Or, chez ces mêmes peuples le mariage est dans un état tout à fait rudimentaire. Il est même très vraisemblable, sinon absolument démontré, qu’il y a eu une époque dans l’histoire de la famille où il n’y avait pas de mariage ; les rapports sexuels se nouaient et se dénouaient à volonté sans qu’aucune obligation juridique liât les conjoints. En tout cas, nous connaissons un type familial qui est relativement proche de nous et où le mariage n’est encore qu’à l’état de germe indistinct : c’est la famille maternelle[3]. Les relations de la mère avec ses enfants y sont très définies, mais celles des deux époux sont très lâches. Elles peuvent cesser dès que les parties le veulent, ou bien encore ne se contractent que pour un temps limité[4]. La fidélité conjugale n’y est pas encore exigée. Le mariage, ou ce qu’on appelle ainsi, consiste uniquement dans des obligations d’étendue restreinte et le plus souvent de courte durée, qui lient le mari aux parents de la femme ; il se réduit donc à peu de chose. Or, dans une société donnée, l’ensemble de ces règles juridiques qui constituent le mariage ne fait que symboliser l’état de la solidarité conjugale.
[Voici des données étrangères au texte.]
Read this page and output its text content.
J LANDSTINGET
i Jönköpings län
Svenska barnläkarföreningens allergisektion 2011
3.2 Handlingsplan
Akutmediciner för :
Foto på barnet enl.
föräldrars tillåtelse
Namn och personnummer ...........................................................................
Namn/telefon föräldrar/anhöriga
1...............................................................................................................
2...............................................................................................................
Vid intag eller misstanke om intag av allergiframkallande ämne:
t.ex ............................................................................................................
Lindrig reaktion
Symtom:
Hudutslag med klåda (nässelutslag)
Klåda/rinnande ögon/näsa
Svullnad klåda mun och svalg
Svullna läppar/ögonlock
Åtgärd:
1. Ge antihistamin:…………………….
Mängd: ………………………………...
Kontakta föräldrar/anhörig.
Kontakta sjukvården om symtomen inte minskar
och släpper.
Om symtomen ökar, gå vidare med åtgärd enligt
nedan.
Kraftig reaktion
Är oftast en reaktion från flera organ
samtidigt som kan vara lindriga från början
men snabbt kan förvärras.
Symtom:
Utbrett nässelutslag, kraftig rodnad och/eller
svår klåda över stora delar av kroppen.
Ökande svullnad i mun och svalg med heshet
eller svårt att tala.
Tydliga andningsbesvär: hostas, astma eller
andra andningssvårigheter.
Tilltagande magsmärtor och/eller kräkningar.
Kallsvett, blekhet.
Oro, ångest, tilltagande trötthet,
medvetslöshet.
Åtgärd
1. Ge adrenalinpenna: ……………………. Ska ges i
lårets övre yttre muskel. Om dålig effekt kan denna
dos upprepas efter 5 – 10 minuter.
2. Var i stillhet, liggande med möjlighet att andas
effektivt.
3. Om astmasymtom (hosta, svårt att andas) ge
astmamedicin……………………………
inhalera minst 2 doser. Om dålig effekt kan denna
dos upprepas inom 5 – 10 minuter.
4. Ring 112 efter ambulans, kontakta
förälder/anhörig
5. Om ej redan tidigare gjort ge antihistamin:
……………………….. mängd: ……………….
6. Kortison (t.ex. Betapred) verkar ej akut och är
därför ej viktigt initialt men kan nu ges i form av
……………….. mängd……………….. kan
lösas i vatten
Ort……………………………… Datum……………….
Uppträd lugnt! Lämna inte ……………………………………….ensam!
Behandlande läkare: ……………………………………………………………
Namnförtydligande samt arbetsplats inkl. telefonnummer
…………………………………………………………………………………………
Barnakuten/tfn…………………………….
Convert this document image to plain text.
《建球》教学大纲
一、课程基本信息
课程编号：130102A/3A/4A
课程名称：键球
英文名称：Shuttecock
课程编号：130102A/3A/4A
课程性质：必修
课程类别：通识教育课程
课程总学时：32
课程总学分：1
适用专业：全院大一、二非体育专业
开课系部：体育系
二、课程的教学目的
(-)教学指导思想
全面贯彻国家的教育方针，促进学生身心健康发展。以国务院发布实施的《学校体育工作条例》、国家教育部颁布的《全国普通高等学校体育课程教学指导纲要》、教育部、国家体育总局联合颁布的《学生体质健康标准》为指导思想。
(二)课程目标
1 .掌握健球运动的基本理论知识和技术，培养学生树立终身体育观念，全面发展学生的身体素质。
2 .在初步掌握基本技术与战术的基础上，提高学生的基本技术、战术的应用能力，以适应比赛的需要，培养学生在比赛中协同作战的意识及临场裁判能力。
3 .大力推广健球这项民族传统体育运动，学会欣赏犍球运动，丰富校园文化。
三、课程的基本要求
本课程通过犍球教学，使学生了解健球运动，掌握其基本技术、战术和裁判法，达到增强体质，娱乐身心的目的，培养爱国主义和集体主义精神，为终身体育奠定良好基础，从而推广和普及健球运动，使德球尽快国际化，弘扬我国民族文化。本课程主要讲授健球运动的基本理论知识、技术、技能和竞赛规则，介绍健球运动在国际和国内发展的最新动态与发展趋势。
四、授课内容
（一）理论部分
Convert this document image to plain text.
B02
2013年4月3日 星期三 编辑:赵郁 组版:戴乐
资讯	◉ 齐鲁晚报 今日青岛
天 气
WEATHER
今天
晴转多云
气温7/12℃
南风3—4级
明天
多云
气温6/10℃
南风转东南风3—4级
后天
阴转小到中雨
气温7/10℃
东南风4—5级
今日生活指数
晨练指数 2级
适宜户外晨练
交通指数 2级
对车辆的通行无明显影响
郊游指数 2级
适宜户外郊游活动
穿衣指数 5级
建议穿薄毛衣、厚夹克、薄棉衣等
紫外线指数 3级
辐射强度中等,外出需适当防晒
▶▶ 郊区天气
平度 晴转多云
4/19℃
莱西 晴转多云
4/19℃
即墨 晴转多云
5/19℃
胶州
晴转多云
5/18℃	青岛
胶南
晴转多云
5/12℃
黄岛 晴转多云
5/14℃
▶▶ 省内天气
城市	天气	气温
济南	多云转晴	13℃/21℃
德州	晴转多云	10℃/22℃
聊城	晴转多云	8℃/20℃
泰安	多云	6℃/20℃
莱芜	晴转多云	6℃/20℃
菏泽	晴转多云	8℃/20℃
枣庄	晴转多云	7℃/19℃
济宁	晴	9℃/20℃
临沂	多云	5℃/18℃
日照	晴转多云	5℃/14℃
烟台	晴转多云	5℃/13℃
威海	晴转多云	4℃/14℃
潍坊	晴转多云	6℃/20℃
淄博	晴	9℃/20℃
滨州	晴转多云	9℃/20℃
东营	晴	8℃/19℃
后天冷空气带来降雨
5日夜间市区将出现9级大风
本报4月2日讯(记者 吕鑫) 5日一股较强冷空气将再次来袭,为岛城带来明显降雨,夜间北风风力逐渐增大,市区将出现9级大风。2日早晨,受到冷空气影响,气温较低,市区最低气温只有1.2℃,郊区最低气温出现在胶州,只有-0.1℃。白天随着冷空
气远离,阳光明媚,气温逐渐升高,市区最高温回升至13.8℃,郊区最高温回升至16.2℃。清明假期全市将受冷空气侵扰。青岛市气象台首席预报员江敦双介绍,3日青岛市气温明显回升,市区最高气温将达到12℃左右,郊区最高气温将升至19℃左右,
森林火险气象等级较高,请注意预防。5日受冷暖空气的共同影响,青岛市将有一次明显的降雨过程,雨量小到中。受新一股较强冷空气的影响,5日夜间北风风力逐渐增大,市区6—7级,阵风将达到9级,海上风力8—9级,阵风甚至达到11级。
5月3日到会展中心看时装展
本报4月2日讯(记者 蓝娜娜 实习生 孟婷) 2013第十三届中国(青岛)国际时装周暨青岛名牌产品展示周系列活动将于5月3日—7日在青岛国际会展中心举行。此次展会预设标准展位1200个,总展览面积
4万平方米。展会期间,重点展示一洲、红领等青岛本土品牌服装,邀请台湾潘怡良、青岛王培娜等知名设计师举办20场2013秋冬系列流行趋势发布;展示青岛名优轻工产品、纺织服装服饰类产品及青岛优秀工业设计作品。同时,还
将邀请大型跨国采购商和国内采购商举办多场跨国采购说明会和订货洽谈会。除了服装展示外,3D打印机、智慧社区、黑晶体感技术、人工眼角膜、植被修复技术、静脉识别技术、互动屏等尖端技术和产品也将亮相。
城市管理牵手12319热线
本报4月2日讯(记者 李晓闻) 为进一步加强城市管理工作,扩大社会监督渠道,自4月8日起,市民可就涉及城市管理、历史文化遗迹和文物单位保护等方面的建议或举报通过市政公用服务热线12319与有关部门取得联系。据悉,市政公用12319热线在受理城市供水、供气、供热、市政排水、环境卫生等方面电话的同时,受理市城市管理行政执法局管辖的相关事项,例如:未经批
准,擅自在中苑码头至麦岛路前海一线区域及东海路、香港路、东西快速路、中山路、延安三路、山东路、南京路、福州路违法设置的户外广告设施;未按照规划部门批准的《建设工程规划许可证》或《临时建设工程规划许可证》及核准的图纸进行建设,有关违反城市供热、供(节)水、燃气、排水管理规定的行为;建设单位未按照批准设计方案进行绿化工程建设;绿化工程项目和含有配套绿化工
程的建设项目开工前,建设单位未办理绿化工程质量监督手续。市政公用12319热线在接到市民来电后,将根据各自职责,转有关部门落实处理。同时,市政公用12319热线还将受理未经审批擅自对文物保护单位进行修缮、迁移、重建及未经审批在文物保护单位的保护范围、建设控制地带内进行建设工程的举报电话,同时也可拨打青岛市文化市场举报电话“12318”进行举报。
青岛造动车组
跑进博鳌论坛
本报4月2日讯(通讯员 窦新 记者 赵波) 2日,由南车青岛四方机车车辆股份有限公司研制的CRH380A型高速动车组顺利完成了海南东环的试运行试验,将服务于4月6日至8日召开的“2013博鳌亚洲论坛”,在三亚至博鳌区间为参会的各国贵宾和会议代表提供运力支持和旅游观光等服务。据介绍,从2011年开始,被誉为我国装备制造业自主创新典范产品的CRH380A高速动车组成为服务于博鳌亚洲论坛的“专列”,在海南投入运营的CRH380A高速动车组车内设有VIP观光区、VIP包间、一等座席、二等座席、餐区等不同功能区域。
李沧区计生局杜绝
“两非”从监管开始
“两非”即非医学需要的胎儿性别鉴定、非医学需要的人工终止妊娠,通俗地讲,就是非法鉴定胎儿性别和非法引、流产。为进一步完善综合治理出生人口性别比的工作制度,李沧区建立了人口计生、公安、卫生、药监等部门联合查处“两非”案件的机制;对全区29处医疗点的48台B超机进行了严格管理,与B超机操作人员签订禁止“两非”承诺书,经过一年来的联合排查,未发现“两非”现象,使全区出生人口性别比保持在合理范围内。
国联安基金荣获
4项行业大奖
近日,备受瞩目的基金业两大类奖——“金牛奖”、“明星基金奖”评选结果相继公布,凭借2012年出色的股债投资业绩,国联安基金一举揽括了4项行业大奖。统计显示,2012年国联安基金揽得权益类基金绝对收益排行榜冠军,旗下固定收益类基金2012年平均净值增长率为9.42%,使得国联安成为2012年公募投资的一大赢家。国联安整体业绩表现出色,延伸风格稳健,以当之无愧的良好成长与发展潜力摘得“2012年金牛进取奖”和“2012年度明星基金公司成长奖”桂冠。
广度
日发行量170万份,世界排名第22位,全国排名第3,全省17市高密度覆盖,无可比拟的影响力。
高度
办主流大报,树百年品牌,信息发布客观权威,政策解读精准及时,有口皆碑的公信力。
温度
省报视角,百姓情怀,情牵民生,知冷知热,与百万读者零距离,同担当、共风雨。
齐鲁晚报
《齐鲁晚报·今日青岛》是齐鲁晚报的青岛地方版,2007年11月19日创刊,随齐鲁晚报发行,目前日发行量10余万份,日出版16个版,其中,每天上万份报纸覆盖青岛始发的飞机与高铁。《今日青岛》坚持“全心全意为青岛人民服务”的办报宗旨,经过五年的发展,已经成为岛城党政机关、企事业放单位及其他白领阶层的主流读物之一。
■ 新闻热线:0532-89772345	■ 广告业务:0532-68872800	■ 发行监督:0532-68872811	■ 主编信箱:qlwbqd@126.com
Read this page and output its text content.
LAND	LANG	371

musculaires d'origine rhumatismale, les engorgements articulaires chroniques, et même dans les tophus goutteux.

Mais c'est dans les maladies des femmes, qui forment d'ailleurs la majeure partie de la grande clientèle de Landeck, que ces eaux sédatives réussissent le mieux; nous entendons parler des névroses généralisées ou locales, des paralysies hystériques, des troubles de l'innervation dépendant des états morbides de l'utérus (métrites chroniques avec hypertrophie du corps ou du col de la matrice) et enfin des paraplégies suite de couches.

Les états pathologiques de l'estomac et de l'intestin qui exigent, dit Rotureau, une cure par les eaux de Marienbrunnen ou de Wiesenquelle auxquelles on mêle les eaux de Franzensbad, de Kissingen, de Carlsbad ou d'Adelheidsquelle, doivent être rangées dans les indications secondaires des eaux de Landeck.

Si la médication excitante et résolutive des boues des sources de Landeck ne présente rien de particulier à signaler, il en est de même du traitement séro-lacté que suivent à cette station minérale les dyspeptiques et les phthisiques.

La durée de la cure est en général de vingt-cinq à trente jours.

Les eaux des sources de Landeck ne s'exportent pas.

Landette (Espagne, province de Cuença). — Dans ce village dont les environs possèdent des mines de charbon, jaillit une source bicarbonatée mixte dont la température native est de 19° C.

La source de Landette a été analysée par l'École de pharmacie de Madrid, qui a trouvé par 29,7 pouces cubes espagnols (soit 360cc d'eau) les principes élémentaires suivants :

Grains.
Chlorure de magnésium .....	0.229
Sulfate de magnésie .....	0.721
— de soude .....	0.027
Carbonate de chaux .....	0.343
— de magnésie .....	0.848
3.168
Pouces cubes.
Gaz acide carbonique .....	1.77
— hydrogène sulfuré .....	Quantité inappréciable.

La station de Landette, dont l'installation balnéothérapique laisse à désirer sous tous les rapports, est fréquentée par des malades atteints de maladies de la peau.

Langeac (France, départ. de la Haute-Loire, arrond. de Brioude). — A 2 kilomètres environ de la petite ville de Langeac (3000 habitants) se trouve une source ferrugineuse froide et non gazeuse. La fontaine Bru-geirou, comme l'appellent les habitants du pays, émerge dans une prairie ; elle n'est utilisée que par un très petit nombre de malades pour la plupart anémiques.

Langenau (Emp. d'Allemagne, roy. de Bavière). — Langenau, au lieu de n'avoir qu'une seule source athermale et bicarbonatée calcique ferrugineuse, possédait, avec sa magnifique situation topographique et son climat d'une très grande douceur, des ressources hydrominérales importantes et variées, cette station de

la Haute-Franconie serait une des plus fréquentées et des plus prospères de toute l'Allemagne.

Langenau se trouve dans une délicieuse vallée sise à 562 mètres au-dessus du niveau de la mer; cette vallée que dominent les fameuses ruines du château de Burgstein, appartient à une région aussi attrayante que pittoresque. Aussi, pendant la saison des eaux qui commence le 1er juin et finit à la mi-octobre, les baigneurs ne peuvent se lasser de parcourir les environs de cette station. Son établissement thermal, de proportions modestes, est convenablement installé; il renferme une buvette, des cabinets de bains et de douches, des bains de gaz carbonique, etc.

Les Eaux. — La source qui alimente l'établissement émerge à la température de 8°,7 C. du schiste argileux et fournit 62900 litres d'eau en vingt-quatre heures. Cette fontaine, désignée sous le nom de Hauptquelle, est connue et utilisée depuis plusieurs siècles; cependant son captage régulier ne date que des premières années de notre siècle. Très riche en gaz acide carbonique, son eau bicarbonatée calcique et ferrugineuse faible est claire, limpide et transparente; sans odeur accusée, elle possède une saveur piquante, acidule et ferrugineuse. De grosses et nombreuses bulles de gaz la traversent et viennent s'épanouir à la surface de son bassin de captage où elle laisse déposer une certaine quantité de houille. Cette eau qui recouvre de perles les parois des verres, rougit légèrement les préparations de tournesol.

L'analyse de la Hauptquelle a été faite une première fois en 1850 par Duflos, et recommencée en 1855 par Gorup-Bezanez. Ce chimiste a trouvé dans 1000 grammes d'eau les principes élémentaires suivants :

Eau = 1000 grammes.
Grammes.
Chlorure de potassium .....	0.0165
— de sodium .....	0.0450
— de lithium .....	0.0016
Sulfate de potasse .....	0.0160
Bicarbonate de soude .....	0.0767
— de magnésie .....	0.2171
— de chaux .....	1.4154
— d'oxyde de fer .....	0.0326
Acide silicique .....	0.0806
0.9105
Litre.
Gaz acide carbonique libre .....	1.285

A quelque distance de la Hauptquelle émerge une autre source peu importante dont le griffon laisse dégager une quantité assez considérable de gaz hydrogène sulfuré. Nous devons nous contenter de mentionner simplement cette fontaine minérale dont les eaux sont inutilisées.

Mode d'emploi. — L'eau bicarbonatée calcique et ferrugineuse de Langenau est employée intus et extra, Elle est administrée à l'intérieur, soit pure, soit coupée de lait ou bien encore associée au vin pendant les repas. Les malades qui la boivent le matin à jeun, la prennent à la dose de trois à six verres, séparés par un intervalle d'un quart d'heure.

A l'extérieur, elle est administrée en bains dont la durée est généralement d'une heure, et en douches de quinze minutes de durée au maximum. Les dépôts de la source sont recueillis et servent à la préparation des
Si celle-ci est très forte, les liens qui unissent les époux sont nombreux et complexes et, par conséquent, la réglementation

  1. Waitz, op. cit., VI, 121.
  2. Spencer, Sociologie, tr. fr., III, 391.
  3. La famille maternelle a certainement existé chez les Germains. — V. Dargun, Mutterecht und Raubehe im Germanischen Rechte. Breslau, 1883.
  4. V. notamment Smith, Mariage and Kinship in Early Arabia. Cambridge, 1886, p. 67.